LVHN helps Ukraine by donating ultrasound
Clinical and executive leaders at Lehigh Valley Hospital-Schuylkill are hoping that an older piece of equipment at the hospital can make a major difference in the lives of people in war-torn Ukraine.
The hospital has donated a GE Sonosite S-Nerve ultrasound that will help clinicians gain better vascular access and provide for the delivery of regional anesthesia.
“We are very happy that the hospital was able to make this equipment available to help people in need. The ultrasound is in good working order despite its age,” said Dr. Ivan Grynyshin, MD, a native Ukrainian and an anesthesiologist who has served Schuylkill County for more than 20 years.
Unless being in a war zone, it is probably rather difficult to imagine how challenging it is to deliver health care to wounded military personnel or civilians. Typically, the number of injuries greatly exceeds the resources available. Equipment, technology and supplies are always in demand.
“Injuries to the arms and legs of civilians and military personnel are one of the most common injuries seen in Ukrainian hospitals, since the war has started,” said Dr. Carmella Shemansik, MD, an anesthesiologist at LVH - Schuylkill. “Ultrasound plays an important role in helping to treat these injuries, because they assist doctors when placing peripheral nerve blocks.”
A peripheral nerve block is an anesthesia technique involving the infiltration of local anesthetic around a nerve to numb the area of the body that is supplied by that nerve. The ultrasound device allows clinicians to directly visualize the nerve and its surrounding structures, so that they can be very precise in where local anesthetic is placed.

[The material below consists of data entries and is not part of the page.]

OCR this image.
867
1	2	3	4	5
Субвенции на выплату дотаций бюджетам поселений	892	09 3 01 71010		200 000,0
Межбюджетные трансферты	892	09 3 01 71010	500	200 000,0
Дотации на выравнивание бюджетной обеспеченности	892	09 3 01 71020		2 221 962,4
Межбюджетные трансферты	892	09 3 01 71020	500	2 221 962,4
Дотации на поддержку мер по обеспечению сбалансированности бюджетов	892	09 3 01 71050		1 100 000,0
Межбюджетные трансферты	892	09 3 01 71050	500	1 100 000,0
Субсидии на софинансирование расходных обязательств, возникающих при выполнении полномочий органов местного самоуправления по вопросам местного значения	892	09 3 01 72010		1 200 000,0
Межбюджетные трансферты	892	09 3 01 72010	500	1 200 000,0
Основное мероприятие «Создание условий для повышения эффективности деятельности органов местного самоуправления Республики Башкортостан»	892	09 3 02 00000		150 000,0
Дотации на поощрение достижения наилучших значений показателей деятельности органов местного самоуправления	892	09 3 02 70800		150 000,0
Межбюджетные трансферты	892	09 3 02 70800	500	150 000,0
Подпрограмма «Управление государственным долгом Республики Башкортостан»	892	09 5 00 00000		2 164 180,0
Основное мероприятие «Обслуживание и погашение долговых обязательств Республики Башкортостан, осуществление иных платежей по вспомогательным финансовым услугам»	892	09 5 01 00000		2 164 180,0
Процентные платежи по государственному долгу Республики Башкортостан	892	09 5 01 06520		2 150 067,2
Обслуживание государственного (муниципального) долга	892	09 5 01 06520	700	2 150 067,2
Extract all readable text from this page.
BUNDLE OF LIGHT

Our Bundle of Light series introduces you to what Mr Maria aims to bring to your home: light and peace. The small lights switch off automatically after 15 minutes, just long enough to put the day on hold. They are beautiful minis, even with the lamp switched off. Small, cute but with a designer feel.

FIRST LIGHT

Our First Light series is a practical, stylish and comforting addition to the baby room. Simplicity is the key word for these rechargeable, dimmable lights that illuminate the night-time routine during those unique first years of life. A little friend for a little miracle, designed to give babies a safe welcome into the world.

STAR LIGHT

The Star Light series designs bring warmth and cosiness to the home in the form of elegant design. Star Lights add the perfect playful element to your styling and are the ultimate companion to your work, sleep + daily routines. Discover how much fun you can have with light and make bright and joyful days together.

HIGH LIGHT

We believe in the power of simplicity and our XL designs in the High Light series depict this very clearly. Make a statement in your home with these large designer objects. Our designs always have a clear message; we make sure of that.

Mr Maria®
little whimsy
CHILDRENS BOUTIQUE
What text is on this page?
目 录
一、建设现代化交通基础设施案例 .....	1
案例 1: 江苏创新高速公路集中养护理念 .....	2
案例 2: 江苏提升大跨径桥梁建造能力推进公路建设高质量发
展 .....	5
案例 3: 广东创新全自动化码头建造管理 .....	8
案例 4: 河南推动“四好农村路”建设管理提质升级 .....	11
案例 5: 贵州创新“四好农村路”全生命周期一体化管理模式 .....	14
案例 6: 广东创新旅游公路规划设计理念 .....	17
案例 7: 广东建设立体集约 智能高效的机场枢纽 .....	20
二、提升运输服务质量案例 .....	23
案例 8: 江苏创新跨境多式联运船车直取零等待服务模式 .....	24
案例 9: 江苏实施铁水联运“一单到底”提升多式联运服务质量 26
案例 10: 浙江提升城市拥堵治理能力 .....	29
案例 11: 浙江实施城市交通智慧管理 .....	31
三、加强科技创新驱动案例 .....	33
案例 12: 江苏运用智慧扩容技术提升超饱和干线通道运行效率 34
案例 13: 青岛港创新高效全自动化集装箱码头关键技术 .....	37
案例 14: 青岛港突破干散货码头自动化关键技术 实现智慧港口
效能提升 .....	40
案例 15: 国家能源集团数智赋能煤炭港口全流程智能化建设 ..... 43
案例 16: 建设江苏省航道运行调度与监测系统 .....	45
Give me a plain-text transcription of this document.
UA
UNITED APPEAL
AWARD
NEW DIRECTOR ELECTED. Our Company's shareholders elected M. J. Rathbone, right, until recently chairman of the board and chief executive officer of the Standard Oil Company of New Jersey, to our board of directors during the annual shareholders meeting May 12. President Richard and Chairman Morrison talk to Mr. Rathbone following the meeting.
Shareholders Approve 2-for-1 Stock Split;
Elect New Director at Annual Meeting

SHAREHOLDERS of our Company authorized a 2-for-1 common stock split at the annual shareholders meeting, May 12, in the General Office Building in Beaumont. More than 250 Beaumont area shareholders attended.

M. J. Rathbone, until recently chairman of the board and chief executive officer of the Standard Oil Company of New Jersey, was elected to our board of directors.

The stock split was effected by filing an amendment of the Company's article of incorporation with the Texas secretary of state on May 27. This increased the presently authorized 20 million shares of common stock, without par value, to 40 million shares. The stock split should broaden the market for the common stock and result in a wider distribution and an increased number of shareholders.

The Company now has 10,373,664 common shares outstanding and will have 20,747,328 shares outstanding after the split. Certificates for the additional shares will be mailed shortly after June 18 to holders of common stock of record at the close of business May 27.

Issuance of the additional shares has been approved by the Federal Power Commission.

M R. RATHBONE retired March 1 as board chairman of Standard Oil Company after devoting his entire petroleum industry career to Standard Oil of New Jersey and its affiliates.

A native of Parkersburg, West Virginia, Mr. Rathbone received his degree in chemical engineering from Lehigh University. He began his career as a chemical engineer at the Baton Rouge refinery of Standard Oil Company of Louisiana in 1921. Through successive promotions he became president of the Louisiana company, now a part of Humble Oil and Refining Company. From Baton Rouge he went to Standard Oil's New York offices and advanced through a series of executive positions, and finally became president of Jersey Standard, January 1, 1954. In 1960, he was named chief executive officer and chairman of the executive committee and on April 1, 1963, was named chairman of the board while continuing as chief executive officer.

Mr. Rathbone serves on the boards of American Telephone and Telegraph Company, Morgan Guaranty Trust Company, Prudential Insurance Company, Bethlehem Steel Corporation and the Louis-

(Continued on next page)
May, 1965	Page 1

“Once the extremity is completely numb, surgeries can then be performed without the patient feeling any discomfort,” said Dr. Shemansik.
Dr. Shemansik was able to donate the device, because the hospital recently upgraded the device with the newest available. Dr. Grynyshin had been looking to purchase or acquire much-needed medical devices to send to a physician classmate and friend at the Ivano-Frankivsk N+++ational Medical University in Ukraine. Grynyshin still has family and friends living in the nation at war.
“It was a wonderful coincidence to learn that the hospital was replacing this ultrasound equipment,” Dr. Grynyshin said. “We are very happy that the hospital was able to make this equipment available to help people in need. The ultrasound is in good working order despite its age.”
Grynyshin noted that the war in Ukraine has obviously posed many challenges to its health care system, and patients are being taken care of in a broad range of settings from academic facilities to temporary field hospitals.
He expects that the ultrasound device will be in use at a Ukranian hospital within about 30 days.
“We will get it ready for shipping, and it will be sent with other equipment and technology, which have also been donated,” Grynyshin said.